I “should” find out if the microfilm machine is working at the Tangier American Legation Museum and look at early-twentieth century issues of The Tangier Gazette.  I “should” prepare a class for the English Department at the University of Abdelmalek Essaadi in Tetouan.  I “should” start the part of my book on Fez as seen through the eyes of my Gilded Age doppelganger.       

But I am in Morocco to complete my memoir, one that engages the travels of Edith Wharton 100 years ago.  And so, I must live my life story, acknowledging that I am lucky that I get to choose how this next little bit unfolds.  I do not want to write about my diligence and dedication to historical process right now.  Instead, I book a flight for Agadir, a resort town in the south.

My plane left at 6 am the next day!  

For two days, the synapses in my brain crackled and snapped.  I saw unfamiliar landscapes and connected with new people. Over dinner at a Lebanese place, I learned about the cultivation of Argan trees.  Endemic to this Souss region, the hard nuts of this tree produce oil or beauty products. As I talked with an anthropologist researching the economic institutions facilitating Argan distribution, the sun set over the Atlantic in the same neon pinks and blues of an old Miami Vice episode.  

I had coffee the next day with an American professor of English at Ibn Zohr University.  Two Tashilhit-speaking Gadiris, or residents of Agadir, joined us.

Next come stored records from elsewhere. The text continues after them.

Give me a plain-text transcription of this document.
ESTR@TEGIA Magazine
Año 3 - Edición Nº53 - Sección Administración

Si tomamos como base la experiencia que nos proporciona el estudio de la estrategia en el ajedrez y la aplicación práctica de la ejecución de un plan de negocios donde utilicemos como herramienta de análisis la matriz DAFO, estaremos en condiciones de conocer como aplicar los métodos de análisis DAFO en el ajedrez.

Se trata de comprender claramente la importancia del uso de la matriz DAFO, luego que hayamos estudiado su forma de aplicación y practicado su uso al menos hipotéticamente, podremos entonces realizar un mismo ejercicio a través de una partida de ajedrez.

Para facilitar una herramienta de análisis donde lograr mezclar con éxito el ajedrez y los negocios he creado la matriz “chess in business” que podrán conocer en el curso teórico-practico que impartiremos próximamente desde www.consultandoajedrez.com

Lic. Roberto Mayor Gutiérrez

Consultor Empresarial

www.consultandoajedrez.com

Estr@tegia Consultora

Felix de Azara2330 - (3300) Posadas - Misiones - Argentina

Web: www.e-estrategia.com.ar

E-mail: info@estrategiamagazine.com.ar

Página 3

L’Hassan was my driver from the airport, an engaged interlocutor and a font of local lore.  

Our discussion drove home Morocco’s multi-cultural population as well as contemporary challenges.  We spoke of Arab and Amazight identity in Morocco as well as the country’s Muslim and Jewish heritage.  Over a milky nus-nus coffee, we debated how young urban Moroccans could hold onto their Amazight identity, which many conceptualized as hinging on rural lifestyles of the past.    

As we left the marina, our van passed by a hill.  The ruins of the Casbah are on top of it. In February 1960, an earthquake destroyed this quarter and most of the city below.  One-third of Agadir’s residents died, and photos from the time showed rescue workers wearing scarves to protect themselves from the stench of decaying corpses.  Other Gadiris—like my friend Mina and her family—were homeless, living in a tent for years afterward.

The relics of the Casbah remain on that hill.  Foreign tourists, unaware perhaps of the sites death and devastation, go there seeking the pretty view from that hill, and local hucksters offer them camel rides and sell them trinkets.  

For Gadiris, however, the site gives evidence to that awful day.

The ruins of the Casbah preside over the newly constructed marina and the modern city.  In doing so, the trauma of the past converses with a tenacious will to overcome and rebuild.      

We returned to the hotel along Avenue Mohamed V, which follows the beach.  Everyone in the car—the local residents as well as the US professor who had lived in the city for six months—pointed to the Sept Etages (7 Floors) building when we passed it.  It is the only structure to have survived the earthquake.

Agadir Earthquake. Maroc, Agadir, mars 1960 (Photo by Jack Garofalo/Paris Match via Getty Images)

And so, if the Casbah reflects the collective trauma of that day, Sept Etage signals the tenacity of Agadir’s will to thrive.  

Sometimes, setting aside “should-s” is the exact right thing to do.

I am now on a plane headed back to my hotel room in Tangier, refreshed and ready for the next push.  I feel alert to my surroundings in ways that I did not three days ago. Sometimes, setting aside “should-s” is the exact right thing to do.